A self-hosted, GPU-accelerated AI that actually lives in your house.

Voice in, voice out. Your own LLM. Your own tools. Your data never leaves the box.

License: LGPL v2.1 Docker Compose CUDA Python SvelteKit FastAPI

HavenCore dashboard


What this is

HavenCore is a production-grade personal AI assistant I built to run entirely on my own hardware — no cloud inference, no data phoned home. It hears you through a wake-word device, transcribes with Whisper, reasons with a local 72B LLM (vLLM), calls tools over MCP (Home Assistant, Plex, web search, image gen, etc.), speaks back with Kokoro TTS, and runs proactively on its own schedule when you're not looking.

Everything is one docker compose up -d away. Twelve containers, one GPU fleet, one dashboard.

The assistant's name is Selene.

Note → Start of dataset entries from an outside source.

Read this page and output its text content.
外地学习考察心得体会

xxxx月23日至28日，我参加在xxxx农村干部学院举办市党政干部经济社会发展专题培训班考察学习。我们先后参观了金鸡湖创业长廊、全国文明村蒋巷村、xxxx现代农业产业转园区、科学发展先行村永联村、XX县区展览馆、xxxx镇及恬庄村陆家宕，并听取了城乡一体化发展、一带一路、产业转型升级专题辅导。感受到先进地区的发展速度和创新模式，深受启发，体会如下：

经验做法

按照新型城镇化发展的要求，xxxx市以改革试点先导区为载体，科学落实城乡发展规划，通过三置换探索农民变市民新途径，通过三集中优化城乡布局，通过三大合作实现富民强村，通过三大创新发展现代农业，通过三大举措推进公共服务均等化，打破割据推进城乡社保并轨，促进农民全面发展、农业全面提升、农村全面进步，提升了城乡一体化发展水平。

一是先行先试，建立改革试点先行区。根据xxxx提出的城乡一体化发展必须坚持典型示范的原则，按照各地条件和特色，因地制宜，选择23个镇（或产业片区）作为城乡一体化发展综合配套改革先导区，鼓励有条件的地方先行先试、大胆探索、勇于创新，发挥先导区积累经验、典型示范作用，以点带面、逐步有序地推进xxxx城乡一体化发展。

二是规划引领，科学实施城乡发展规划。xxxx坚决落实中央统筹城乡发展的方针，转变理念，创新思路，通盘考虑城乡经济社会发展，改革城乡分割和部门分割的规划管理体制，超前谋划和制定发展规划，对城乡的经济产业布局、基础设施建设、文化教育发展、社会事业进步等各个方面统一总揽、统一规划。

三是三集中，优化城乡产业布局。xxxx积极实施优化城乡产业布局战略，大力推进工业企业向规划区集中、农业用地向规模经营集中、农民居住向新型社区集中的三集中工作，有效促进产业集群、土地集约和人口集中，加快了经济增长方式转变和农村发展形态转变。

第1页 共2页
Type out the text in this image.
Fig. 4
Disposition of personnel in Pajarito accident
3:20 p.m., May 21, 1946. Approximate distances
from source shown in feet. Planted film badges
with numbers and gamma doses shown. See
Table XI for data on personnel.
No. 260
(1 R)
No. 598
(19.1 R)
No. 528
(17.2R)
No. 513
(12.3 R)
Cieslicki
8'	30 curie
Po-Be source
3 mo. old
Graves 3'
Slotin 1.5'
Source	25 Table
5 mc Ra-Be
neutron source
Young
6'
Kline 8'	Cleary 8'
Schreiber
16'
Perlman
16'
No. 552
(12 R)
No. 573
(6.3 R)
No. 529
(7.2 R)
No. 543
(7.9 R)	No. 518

She lives on four RTX 3090s in my shed.

Hardware you'll need: Linux host, recent NVIDIA driver + container toolkit, Docker Compose v2, and GPU VRAM for your chosen LLM. The default Qwen2.5-72B-AWQ stack wants ≥ 48 GB VRAM split across two cards; a single 24 GB card works if you swap in a smaller model. Plan on ~60 GB of disk for images + model weights on first build.


Demo

Chat with tool visibility Every tool call is rendered inline — arguments, results, and per-turn timings (LLM / tools / total / iterations) so you can actually see the agent think.

Chat

Devices

Live Home Assistant state Real entity counts, automations, scenes — pulled straight from HA and grouped by domain. Selene controls all of it via MCP tool calls.

Per-turn metrics, persisted Every LLM call, every tool invocation, every latency. Stored in Postgres. Charted over 14 days. p95 turn time, top tools, avg LLM latency — all queryable.

Metrics

Autonomy

Autonomous agenda Selene isn't purely reactive. A background engine fires scheduled briefings, anomaly sweeps over HA state, user-programmed reminders/watches/routines, and a nightly memory-consolidation pass. With a kill switch, rate limits, tier-gated tools, and quiet hours.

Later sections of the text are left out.